Day 55
Amazed that I'm at 55 days that feels like so much. The last six months I haven't been able to string together more than a month streak so I'm really happy about this. The accountability calls are a great help to me. Makes the biggest difference for me to be a part of a group of fapstronauts that are all trying to stay clean.
This is my sobriety hat trick. My third and hopefully final addiction to curb. First it was substances, then video games, now PMO
I'm sorry I keep spouting the same story, but it's my story. Once I make it to a year I've left each of the support groups and tried to live my life without it. It's gone well both times. And if I hadn't done that I wouldn't have realized yet another new addiction ahd sprouted up that needed to be handled.
Thus would enter a new group. Now it's the third group. I'm confident I'll beat this thing. I will make it a year no PMO I hope and wish that I will do it. Desperately ...I want to stay off pmo for life.
-_-zZzz
I really believe I can do it. The accountability group helps me so much. I remember being in AA. Some people have long streaks of many years. They're at every meeting. Always talking about how great AA is and stuff. I read through the AA book twice! Cover to cover. Then I understood somehow. The most important metaphor : They said that some game in a movie the guy plays and plays but can never win. Then he realizes no matter how many times he plays he will always lose. That the only way to beat the game was to stop playing. So he stops playing the game. And lives the rest of his life in peace no longer addicted to trying to beat the game.
How many times have we all 'tried to moderate this time'? Done it only on Sundays? Tried to only use magazines or something less arousing? Edged and eventually relapsed? Done well for a few months and stopped doing what was working all those months?
The only way to win against PMO is to stop playing with it. Stop sticking a fork in an electric socket thinking the 1000th time it's not going to shock you. And put the fork down. Leave the PMO electrical socket alone. Just get the heck away from it and stay away. Keep doing the things that help you stay sober.
Sighs. Who am I talking to?
I sat in those AA rooms full of every kind of person. We were all drunks in recovery. No one wanted to listen to a word I said unless it was joke. I've always been told I'm fun to be around. Everyone thought they knew better. Everyone talked trash. I just sat silently. Waiting. Struggling. Finding ways to stay sober that worked for me.
I saw dozens of people over the year come in and out. Sober a few months disappear a few, rinse and repeat. The endless cycle of addiction. I saw people in their 50's or older still buying hard drugs caught in the cycle of addiction.

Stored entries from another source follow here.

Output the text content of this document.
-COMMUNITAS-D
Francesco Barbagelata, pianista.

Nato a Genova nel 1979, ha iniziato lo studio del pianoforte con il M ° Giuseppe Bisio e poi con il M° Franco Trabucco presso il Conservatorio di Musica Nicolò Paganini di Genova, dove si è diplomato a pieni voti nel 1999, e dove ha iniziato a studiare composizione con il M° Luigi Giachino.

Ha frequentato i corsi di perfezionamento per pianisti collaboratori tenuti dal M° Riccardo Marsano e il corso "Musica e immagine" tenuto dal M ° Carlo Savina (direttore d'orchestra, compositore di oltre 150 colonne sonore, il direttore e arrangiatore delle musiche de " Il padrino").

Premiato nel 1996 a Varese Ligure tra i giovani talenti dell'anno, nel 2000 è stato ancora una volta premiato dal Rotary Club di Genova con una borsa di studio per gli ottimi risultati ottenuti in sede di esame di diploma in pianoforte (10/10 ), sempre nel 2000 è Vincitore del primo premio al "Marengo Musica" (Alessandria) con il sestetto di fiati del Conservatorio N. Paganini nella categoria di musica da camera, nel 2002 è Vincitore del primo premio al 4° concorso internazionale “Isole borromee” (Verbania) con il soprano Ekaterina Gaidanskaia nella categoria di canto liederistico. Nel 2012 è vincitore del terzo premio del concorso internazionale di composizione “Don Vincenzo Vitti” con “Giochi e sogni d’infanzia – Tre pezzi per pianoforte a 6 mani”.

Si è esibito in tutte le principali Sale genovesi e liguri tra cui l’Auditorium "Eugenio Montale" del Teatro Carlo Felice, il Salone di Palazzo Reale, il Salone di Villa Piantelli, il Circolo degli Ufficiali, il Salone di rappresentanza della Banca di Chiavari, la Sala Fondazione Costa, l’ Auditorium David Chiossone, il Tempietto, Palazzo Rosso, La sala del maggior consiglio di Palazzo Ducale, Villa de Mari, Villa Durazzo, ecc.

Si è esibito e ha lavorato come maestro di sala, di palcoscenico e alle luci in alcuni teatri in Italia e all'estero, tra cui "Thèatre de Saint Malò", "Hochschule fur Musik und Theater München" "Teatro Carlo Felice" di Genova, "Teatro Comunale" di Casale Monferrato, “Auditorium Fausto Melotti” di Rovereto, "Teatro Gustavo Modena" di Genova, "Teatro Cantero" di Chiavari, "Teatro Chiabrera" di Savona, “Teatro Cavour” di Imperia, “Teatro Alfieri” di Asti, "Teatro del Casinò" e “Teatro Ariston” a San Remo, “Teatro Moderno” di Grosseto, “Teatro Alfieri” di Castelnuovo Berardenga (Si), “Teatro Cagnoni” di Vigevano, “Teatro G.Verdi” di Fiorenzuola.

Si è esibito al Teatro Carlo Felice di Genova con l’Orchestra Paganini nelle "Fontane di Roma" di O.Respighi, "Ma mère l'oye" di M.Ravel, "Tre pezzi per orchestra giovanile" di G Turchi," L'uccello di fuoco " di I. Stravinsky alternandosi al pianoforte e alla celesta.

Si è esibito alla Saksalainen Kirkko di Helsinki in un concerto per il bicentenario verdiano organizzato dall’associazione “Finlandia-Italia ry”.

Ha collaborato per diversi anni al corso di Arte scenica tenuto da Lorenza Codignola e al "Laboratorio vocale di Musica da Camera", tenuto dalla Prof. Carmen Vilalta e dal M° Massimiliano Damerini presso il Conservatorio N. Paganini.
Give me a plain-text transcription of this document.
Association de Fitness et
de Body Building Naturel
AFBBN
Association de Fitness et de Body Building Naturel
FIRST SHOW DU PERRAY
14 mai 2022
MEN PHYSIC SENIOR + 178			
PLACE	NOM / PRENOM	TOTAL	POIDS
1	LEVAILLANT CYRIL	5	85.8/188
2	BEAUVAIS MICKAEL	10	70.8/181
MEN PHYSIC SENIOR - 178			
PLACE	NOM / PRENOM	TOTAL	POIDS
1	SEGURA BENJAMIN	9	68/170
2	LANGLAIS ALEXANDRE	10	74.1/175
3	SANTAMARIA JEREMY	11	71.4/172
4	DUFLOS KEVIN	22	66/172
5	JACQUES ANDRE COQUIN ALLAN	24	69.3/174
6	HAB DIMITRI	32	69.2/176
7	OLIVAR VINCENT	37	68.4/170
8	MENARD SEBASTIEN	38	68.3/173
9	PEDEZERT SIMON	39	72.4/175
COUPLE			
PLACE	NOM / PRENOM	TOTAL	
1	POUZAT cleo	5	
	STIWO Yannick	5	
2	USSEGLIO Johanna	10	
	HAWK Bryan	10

I always thought the same thing when I saw them come back on Day 0, "I don't want that to be me." When I saw people with long streaks I'd observe them. Read whatever they wrote, listen to whatever they said. Ask them their opinions on how to stay sober. What worked for them? I took in the freely given, subtle energy that radiated off of their beings.
I felt I could stay sober. A year passed. No one really learned my secret. I tried to sponsor people. Tried to talk to people about sobriety. It was rare that it helped anyone. Once in a while, someone wouldn't really do what I suggested. But just talking to me somehow helped them find their own solution and they'd end up building a long sober streak within the next months.
I think they took in the freely given energy radiating off of me and found their own solution. Perhaps they had that thing that helps people get sober. A determination to find a way out of this trap called addiction.